If the toolbar has a visible label, reference it by ID with the aria-labelledby attribute. Otherwise, provide an aria-label. If there is more than one toolbar in a menu, naming is required.

Keyboard interactions

Implement focus management so the keyboard tab sequence includes one stop for the toolbar and arrow keys move focus among the controls in the toolbar.

Tab and Shift + Tab

Move focus into and out of the toolbar. When focus moves into a toolbar:

  • If focus is moving into the toolbar for the first time, focus is set on the first control that is not disabled.
  • If the toolbar has previously contained focus, focus is optionally set on the control that last had focus. Otherwise, it is set on the first control that is not disabled.
Home (Optional)

Moves focus to first element.

End (Optional)

Moves focus to last element.

Horizontal toolbar

Elements with the role toolbar have an implicit aria-orientation value of horizontal. If the toolbar indeed has this orientation, the following keyboard interactions need to be implemented:

Left Arrow (For a horizontal toolbar (the default)

Moves focus to the previous control. Optionally, focus movement may wrap from the first element to the last element.

Right Arrow (For a horizontal toolbar (the default)

Moves focus to the next control. Optionally, focus movement may wrap from the last element to the first element.

In toolbars with multiple rows of controls, allow the left and right arrows to wraps from row to row, leaving the option of reserving vertical arrow keys for operating controls, such as navigating among radios buttons, or incrementing/decrementing a numeric spinner.

Vertical toolbar

If the toolbar is vertical, ensure aria-orientation="vertical" is set, and the following keyboard interactions are implemented:

Down Arrow (For a horizontal toolbar (the default)

Moves focus to the previous control. Optionally, focus movement may wrap from the first element to the last element.

Up Arrow (For a horizontal toolbar (the default)

Moves focus to the next control. Optionally, focus movement may wrap from the last element to the first element.

Required JavaScript features

Implement focus management so the keyboard tab sequence includes one stop for the toolbar and arrow keys move focus among the controls in the toolbar. When tabbing into the toolbar, focus returns to the control that last had focus.

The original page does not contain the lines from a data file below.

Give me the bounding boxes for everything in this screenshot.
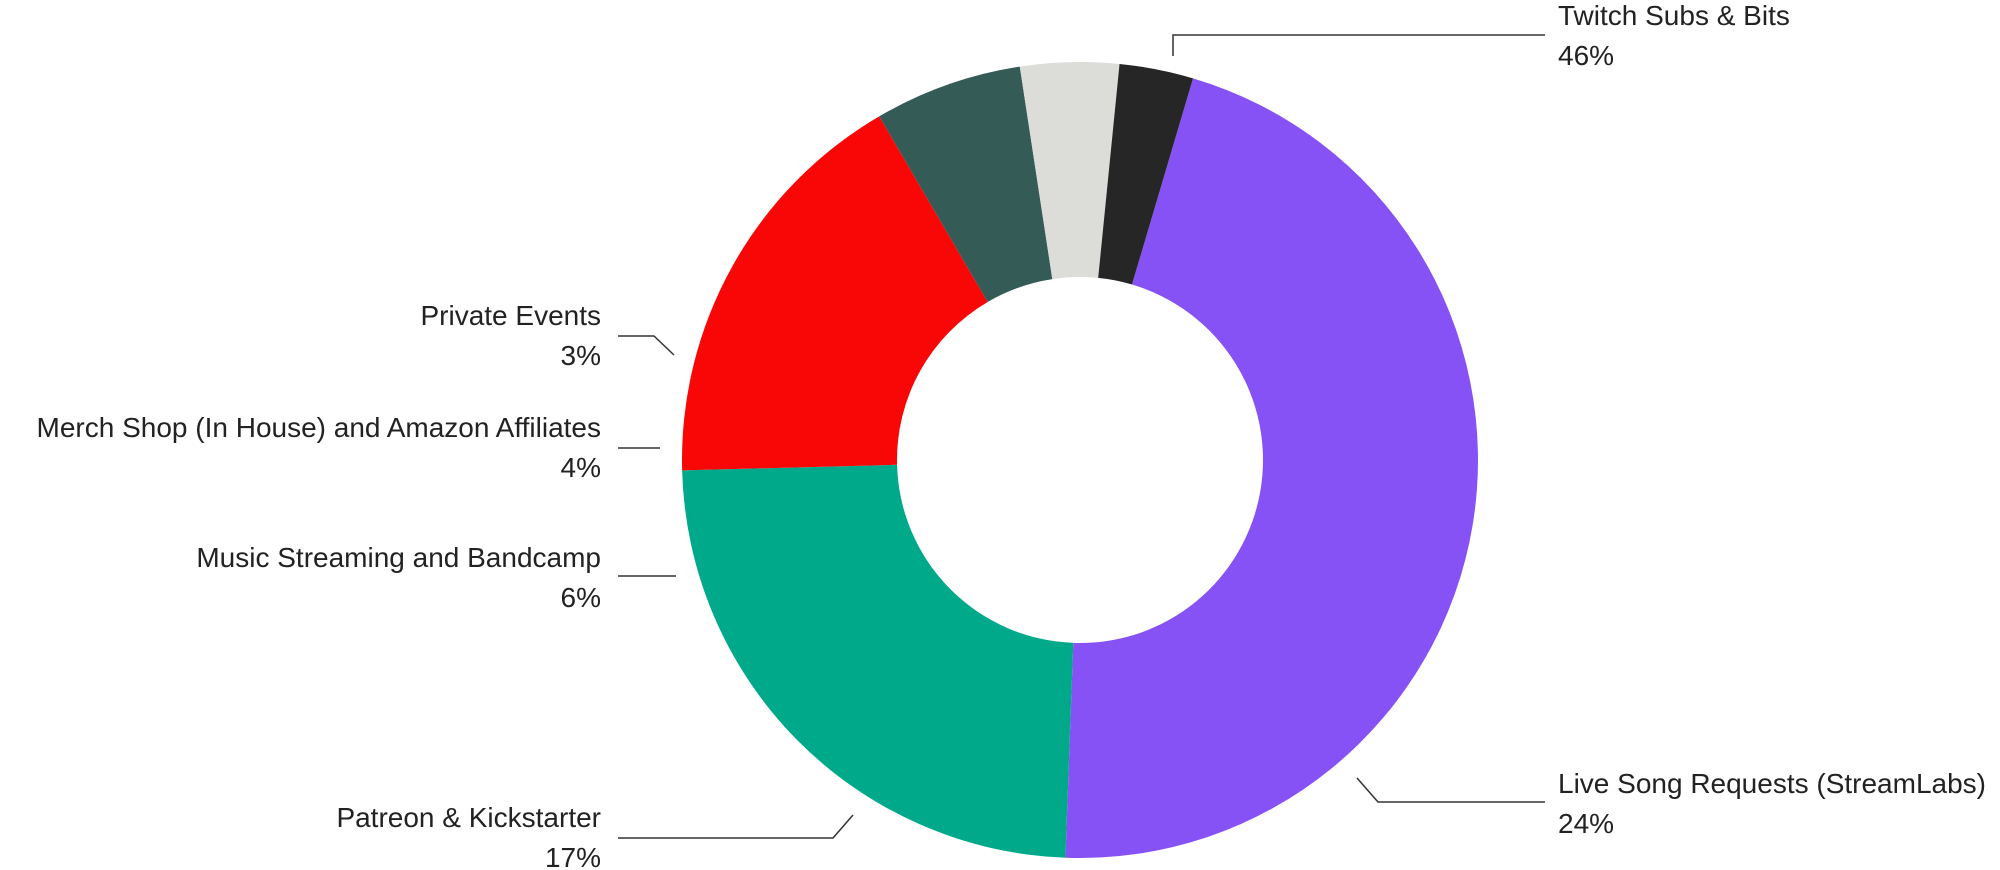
slice-patreon-kickstarter <box>682 116 988 471</box>
slice-label-twitch-subs-bits: Twitch Subs & Bits <box>1558 0 1790 31</box>
leader-lines <box>618 34 1545 839</box>
slice-value-label-private-events: 3% <box>561 340 601 371</box>
slice-value-label-merch-shop-in-house-and-amazon-affiliates: 4% <box>561 452 601 483</box>
slice-value-label-live-song-requests-streamlabs: 24% <box>1558 808 1614 839</box>
leader-line-live-song-requests-streamlabs <box>1356 777 1545 803</box>
slice-value-label-patreon-kickstarter: 17% <box>545 842 601 870</box>
slice-live-song-requests-streamlabs <box>682 464 1074 858</box>
leader-line-patreon-kickstarter <box>618 814 854 839</box>
slice-private-events <box>1098 63 1194 285</box>
slice-music-streaming-and-bandcamp <box>879 66 1053 302</box>
slice-labels: Twitch Subs & Bits 46% Live Song Requests … <box>37 0 1986 870</box>
slice-label-music-streaming-and-bandcamp: Music Streaming and Bandcamp <box>196 542 601 573</box>
slice-label-private-events: Private Events <box>420 300 601 331</box>
leader-line-twitch-subs-bits <box>1172 34 1545 56</box>
slice-twitch-subs-bits <box>1065 78 1479 858</box>
slice-value-label-music-streaming-and-bandcamp: 6% <box>561 582 601 613</box>
leader-line-private-events <box>618 335 675 356</box>
slice-label-patreon-kickstarter: Patreon & Kickstarter <box>336 802 601 833</box>
slice-label-live-song-requests-streamlabs: Live Song Requests (StreamLabs) <box>1558 768 1986 799</box>
donut-slices <box>682 61 1479 858</box>
slice-label-merch-shop-in-house-and-amazon-affiliates: Merch Shop (In House) and Amazon Affilia… <box>37 412 601 443</box>
slice-merch-shop-in-house-and-amazon-affiliates <box>1019 61 1120 280</box>
slice-value-label-twitch-subs-bits: 46% <box>1558 40 1614 71</box>
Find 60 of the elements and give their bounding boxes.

While the toolbar element itself does not receive focus, focus on movement into, out of, and within the toolbar has to be managed. On load, the first element in the tabbing sequence within the toolbar has tabindex="0" with tabindex="-1" set on all other focusable elements within the toolbar. Depending on the [keyboard interaction], the element receiving focus gets set to tabindex="0" and the element that just lost focus gets switched back to tabindex="-1". Set focus, element.focus(), on the element that has tabindex="0". This is called "roving tabindex". A benefit of using roving tabindex to manage focus is that the browser will scroll the newly focused element into view.

If the design calls for a specific element to be focused the next time the user moves focus into the toolbar with Tab or Shift + Tab, check if that target element has tabindex="0" when toolbar loses focus.

When the toolbar has focus within it, provide visual cues. When an element within the toolbar has focus, a visual cue must be included on both the toolbar itself - to help the toolbar supports directional navigation with the arrow keys - and the control that has focus. The CSS pseudoclasses of :focus and :focus-within can be used to target both elements.

Examples

Toolbar example from the W3C

Accessibility Concerns

Avoid including controls whose operation requires arrow keys used for toolbar navigation (right and left arrows, or top and bottom for vertical toolbars). If you must include such a control, make it the last control in the toolbar. For example, in a horizontal toolbar, a textbox could be included as the last element.

If any of the otherwise interactive elements within the toolbar are disabled, consider letting them remain focusable so screen reader users can be made aware of their presence.

Specifications

Specification Status
Accessible Rich Internet Applications (WAI-ARIA) 1.1
The definition of 'ARIA: toolbar role' in that specification.
Recommendation
WAI-ARIA Authoring Practices 1.2
The definition of 'toolbar role' in that specification.